Note: I am not a security programmer or researcher. I have tried to implement this to the best of my abilities, verifying the assembly output to ensure the compiler respects the zeroing instructions. I really like libcrux and wanted to use it for a project, but also need zeroize functionality, so I worked to try to implement it. I have tried to do my due diligence in checking and design. I would very much appreciate someone double checking my work, especially as this is my first contribution to a project. But I believe that this works.

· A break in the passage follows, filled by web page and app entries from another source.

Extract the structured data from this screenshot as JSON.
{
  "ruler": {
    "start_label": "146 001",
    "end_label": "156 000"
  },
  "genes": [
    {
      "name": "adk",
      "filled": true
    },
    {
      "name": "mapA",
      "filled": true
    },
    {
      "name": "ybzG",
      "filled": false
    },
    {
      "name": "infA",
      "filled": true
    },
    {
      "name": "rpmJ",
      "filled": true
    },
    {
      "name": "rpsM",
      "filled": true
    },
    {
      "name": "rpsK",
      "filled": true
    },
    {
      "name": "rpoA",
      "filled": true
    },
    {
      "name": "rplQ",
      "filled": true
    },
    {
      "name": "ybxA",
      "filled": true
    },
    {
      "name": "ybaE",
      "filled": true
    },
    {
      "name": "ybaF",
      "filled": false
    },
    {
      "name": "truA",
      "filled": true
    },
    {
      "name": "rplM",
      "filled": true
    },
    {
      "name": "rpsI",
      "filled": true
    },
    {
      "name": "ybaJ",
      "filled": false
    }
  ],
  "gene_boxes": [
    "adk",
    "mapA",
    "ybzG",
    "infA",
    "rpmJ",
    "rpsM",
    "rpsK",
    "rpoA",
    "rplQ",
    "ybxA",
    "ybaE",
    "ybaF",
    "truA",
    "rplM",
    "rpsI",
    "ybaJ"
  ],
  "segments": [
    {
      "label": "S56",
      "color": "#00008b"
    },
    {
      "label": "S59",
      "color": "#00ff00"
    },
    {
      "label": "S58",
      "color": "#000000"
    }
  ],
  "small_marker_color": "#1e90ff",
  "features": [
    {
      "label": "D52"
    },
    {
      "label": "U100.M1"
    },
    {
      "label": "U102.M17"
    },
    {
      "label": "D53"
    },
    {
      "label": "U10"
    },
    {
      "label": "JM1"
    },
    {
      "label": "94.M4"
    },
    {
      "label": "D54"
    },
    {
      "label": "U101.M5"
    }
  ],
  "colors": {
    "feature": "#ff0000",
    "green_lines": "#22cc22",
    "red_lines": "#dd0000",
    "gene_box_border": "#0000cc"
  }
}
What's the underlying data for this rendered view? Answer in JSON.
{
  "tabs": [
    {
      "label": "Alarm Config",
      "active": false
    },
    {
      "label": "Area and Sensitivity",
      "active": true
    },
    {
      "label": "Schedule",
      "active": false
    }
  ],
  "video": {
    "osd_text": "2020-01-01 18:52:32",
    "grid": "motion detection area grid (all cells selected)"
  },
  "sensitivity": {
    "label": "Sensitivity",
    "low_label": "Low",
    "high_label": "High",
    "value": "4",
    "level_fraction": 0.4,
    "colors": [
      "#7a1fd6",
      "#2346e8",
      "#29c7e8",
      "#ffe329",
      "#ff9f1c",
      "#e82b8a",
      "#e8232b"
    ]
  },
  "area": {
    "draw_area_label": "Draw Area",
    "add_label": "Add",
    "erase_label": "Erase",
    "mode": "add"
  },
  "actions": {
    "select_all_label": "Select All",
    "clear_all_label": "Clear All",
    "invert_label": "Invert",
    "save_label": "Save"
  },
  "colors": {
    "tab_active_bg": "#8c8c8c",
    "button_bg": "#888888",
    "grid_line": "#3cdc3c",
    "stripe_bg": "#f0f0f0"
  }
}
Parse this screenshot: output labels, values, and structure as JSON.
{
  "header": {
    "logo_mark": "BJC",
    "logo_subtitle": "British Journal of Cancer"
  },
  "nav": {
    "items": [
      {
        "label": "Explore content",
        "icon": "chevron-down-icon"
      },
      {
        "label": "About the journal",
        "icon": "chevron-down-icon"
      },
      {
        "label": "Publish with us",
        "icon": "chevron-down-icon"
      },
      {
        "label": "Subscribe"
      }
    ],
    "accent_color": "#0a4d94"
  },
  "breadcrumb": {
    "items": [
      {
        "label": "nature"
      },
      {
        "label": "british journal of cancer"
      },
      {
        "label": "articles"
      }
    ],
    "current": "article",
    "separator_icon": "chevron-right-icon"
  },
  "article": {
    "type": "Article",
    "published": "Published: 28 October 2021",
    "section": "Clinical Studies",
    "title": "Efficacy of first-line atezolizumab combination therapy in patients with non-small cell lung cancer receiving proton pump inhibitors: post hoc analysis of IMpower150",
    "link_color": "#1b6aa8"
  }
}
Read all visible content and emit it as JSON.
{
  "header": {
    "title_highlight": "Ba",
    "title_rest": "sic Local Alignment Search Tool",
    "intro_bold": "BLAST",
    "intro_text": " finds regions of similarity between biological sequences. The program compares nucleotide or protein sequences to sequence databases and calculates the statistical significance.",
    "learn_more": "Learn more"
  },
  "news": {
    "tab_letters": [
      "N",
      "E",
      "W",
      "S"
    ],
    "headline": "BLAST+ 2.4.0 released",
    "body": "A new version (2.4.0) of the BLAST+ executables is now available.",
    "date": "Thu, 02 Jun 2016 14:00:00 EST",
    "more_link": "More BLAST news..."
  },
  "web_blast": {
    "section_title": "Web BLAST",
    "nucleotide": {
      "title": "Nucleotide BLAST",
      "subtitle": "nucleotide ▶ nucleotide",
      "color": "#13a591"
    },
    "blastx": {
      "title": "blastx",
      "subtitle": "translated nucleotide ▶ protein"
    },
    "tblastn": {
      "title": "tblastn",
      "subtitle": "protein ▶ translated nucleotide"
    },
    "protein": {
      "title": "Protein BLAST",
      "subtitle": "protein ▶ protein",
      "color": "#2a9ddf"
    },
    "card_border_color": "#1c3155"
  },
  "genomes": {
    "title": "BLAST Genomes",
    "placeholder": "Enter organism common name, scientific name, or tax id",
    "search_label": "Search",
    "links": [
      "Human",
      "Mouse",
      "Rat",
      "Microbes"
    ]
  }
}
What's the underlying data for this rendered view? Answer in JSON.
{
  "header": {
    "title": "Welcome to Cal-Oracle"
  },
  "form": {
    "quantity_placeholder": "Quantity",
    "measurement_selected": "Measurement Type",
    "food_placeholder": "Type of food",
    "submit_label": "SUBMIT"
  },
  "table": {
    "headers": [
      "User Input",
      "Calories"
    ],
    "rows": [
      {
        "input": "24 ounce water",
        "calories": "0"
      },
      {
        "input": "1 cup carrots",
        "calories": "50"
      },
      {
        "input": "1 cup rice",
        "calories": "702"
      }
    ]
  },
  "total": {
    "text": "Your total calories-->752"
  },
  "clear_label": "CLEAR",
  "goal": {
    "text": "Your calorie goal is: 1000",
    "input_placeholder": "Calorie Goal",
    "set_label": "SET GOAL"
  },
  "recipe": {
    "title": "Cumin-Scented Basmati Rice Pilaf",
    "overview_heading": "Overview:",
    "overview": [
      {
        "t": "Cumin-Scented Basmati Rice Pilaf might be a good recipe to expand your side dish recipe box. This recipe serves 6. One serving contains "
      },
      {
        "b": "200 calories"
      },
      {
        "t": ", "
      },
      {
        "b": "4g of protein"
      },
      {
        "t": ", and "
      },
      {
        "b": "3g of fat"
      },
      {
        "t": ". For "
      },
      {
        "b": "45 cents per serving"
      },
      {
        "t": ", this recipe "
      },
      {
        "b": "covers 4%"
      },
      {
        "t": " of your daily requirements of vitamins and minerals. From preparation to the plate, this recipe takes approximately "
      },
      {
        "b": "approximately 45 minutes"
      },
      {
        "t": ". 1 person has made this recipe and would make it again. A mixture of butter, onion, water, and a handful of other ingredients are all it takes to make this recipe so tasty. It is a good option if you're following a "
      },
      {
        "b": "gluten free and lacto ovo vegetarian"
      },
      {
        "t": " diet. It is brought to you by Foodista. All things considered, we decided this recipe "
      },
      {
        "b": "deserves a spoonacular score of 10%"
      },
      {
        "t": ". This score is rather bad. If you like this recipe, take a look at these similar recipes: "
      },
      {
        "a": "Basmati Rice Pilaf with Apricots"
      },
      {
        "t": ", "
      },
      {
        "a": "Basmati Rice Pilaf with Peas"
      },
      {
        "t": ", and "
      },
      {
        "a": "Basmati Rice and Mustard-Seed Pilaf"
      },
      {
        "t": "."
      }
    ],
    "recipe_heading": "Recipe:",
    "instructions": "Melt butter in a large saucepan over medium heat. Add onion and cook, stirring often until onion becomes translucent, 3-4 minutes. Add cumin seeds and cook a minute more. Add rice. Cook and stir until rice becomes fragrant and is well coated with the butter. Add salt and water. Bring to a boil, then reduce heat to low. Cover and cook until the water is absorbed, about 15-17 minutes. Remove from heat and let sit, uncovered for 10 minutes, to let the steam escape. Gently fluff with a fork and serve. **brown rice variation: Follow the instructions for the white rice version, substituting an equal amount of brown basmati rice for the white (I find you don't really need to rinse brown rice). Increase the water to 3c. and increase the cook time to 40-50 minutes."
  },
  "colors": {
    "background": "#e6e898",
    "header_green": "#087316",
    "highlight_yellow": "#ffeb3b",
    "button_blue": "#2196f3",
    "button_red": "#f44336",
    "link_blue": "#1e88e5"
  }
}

I would greatly appreciate feedback and comments on anything that needs to be changed.

[rainmitch]

Just a heads-up. I've also successfully applied this same hardening pattern to the ML-DSA module locally. I'll open a separate PR for that one if these changes are wanted and once I have feedback on this PR and on your preferences.

[jschneider-bensch]

Thank you for the effort on this!
I'll make sure to give it a full review this week. From skimming I think it could be a nice addition, but I'll have to think about whether we want to add another cargo feature to libcrux-ml-kem, as there are quite a few already.